Une entame autour de ses tribulations pour parvenir à Montreux, sur scène, puis une heure et demie épuisée à la vitesse d’une étoile filante, on aurait voulu suivre GSH loin dans la nuit, longtemps.

Son corps élancé, intranquille, noyé dans ses habits de géant, GSH a surfé sur les mots et les idées s’accouplant dans sa tête, sans jamais perdre le cap. Un grand «entertainer», un improvisateur rugueux et amusé, ponctuant la musique de monologues où il est notamment question de la difficulté de disparaître, de bus jaunes, de jazz, des musiciens et des disques qui ont jalonné son parcours.

En dix titres

De son dernier album, un seul titre lors de ce concert, «I’ll take care of you», poignant comme une eau de source bue la gorge serrée. Au total, GSH a gratifié son public de dix titres. D’abord seul, au Fender Rhodes, un blues, puis un texte sur les saisons en spoken word, puis un autre blues, à propos de l’hiver en Amérique.

Une ballade pour continuer, avec au piano l’éclatante Kim Jordan. Et ce motif, «I believe in peace», répété jusqu’à la transe. Sur «Is that jazz», GSH a esquissé un scat, le sax a pris un solo extatique, l’harmonica s’est fait volubile et le piano déstructuré.

Autre temps fort de ce concert déhanché, évident bien qu’inespéré pour ceux qui suivent la carrière accidentée de GSH: «Be safe, be strong, be free», avec la salle pour jouer les chœurs. Puis ce rappel – «The bottle» – où GSH répète: «Celebrate, celebrate, celebrate». Longue vie à Gil Scott-Heron! Et c’est peu de le dire.

Plus spontanée

Erykah Badu, très en forme, a pris en main le deuxième versant de la soirée. Elle revenait à Montreux deux ans après un concert mémorable centré sur son combatif album «New Amerykah Part One (4th World War)». C’était peu de temps avant l’élection d’Obama et la diva soul ne cachait pas son espoir.

On ne saura pas ce qu’elle en dit aujourd’hui. Mais elle a proposé dimanche un set d’apparence plus spontanée, plus enlevé, moins numérisé, et tout aussi réussi que celui de 2008. Une musique moins cérébrale également, beaucoup de sentiment dans le verbe, à l’aune du second volet sorti cette année, «New Amerykah Part Two (Return of the Ankh)».

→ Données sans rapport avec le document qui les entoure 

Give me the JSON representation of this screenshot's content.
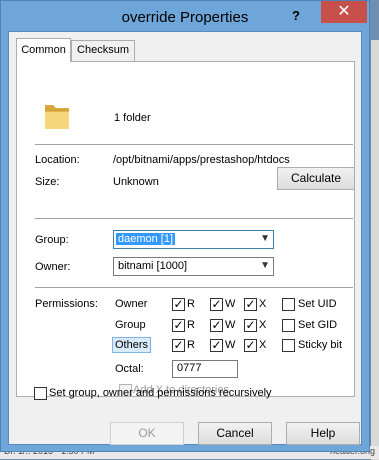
{
  "window": {
    "title": "override Properties",
    "help_glyph": "?",
    "close_glyph": "✕"
  },
  "tabs": [
    {
      "label": "Common",
      "active": true
    },
    {
      "label": "Checksum",
      "active": false
    }
  ],
  "info": {
    "folder_count": "1 folder",
    "location_label": "Location:",
    "location_value": "/opt/bitnami/apps/prestashop/htdocs",
    "size_label": "Size:",
    "size_value": "Unknown",
    "calculate_label": "Calculate"
  },
  "ownership": {
    "group_label": "Group:",
    "group_value": "daemon [1]",
    "owner_label": "Owner:",
    "owner_value": "bitnami [1000]"
  },
  "permissions": {
    "label": "Permissions:",
    "rows": [
      {
        "name": "Owner",
        "r": true,
        "w": true,
        "x": true,
        "extra": "Set UID",
        "extra_checked": false
      },
      {
        "name": "Group",
        "r": true,
        "w": true,
        "x": true,
        "extra": "Set GID",
        "extra_checked": false
      },
      {
        "name": "Others",
        "r": true,
        "w": true,
        "x": true,
        "extra": "Sticky bit",
        "extra_checked": false
      }
    ],
    "r_label": "R",
    "w_label": "W",
    "x_label": "X",
    "octal_label": "Octal:",
    "octal_value": "0777",
    "add_x_label": "Add X to directories"
  },
  "recursive_label": "Set group, owner and permissions recursively",
  "buttons": {
    "ok": "OK",
    "cancel": "Cancel",
    "help": "Help"
  },
  "background": {
    "text_left": "Dr. 1/.. 2015 · 1:50 PM",
    "text_right": "header.ong"
  }
}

Avec ses dix musiciens puissance deux, chapeau haut-de-forme, ailes d’ange au bout des oreilles, l’Américaine ne s’est pas cantonnée à ce dernier album. Au contraire.

De sa voix de verre ardente cette fois très en avant, elle a revisité tous les pans de son répertoire. Un retour sur racines aux accents tout à tour gospel, hip-hop, R&B, voire jazzy. Les nostalgiques auront même reconnu une ligne de basse de A Tribe Called Quest, groupe appartenant au panthéon du rap.

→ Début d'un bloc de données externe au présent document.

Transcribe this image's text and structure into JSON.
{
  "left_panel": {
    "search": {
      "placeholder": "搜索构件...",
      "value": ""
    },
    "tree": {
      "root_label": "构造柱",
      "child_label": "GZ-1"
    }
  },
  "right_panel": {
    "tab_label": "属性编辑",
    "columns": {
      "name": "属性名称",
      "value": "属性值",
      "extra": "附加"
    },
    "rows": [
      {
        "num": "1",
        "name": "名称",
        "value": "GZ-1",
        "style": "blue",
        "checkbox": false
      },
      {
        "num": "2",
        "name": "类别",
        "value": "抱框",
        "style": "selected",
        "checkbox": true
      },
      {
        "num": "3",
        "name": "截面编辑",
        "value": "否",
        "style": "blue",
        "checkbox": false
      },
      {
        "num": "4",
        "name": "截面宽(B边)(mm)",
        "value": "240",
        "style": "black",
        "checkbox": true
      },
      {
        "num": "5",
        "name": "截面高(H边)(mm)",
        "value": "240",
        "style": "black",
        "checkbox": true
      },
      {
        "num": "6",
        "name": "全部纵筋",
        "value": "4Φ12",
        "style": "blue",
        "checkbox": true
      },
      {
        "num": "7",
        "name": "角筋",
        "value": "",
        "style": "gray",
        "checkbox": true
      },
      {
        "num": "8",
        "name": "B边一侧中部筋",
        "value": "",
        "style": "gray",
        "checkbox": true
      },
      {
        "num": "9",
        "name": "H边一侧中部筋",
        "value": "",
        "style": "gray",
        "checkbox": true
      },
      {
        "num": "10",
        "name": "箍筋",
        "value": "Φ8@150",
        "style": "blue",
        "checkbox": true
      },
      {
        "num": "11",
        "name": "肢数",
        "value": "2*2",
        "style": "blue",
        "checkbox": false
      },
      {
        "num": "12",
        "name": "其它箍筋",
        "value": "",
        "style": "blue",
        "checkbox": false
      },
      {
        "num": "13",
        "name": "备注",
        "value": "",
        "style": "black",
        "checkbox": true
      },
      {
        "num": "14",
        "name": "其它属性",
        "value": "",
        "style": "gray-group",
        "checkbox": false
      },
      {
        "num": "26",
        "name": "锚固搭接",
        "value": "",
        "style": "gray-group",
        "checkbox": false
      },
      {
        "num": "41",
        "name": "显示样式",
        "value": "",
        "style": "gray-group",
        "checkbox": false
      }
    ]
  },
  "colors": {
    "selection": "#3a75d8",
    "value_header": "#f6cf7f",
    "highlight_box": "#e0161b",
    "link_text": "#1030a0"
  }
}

Avant de s’esquiver une première fois, la prêtresse a chanté, a cappella ou presque, «There will be a brighter day». Et comme pour prendre les devants, elle a offert au public une longue plongée en rappel dans la nuit. La magie de Montreux a encore opéré dimanche.

Pierre-François Besson, Montreux, swissinfo.ch

Mots. Né en 1949 à Chicago, il entame sa vie d’adulte dans le Bronx. Homme de plume, de mots et de notes, il a enregistré dès les années 70 des disques inspirés par la rue, la politique (critique de Nixon, de Reagan), les problèmes sociaux (la drogue, la violence), la cause noire.

Notes. Influencé par le jazz et la soul music, avec sa manière de scander les mots (spoken word), il est parfois considéré comme un des pères du rap, qu’il a toujours invité à maintenir une exigence artistique et politique. Il a sorti une bonne vingtaine d’albums. Son plus grand succès, «The Bottle», date de 1975.

New. En 1984, il est exclu de sa maison de disque, continue à tourner mais n’enregistre que neuf ans plus tard. En 2001, il entame une période difficile où se mélangent drogues et pénitenciers. Seize ans après son dernier disque, il propose cette année l’émouvant «I’m New Here».

Art. Née Erica Wright en 1971 au Texas, elle a entamé sa vie musicale dès l’école. Personnalité incontournable des musiques noires actuelles (R&B, hip hop, soul), actrice et mannequin, elle a enregistré cinq albums et un live. Elle a sorti en 2010 «New Amerykah Part Two (Return of the Ankh)».

Et plus. Etablie entre New York et Dallas, cette mère de trois enfants est aussi une activiste qui assume un projet social pour les jeunes à travers la musique, la dance ou les arts visuels.

Plus de deux semaines. Le 44ème MJF se tient du 1er au 17 juillet.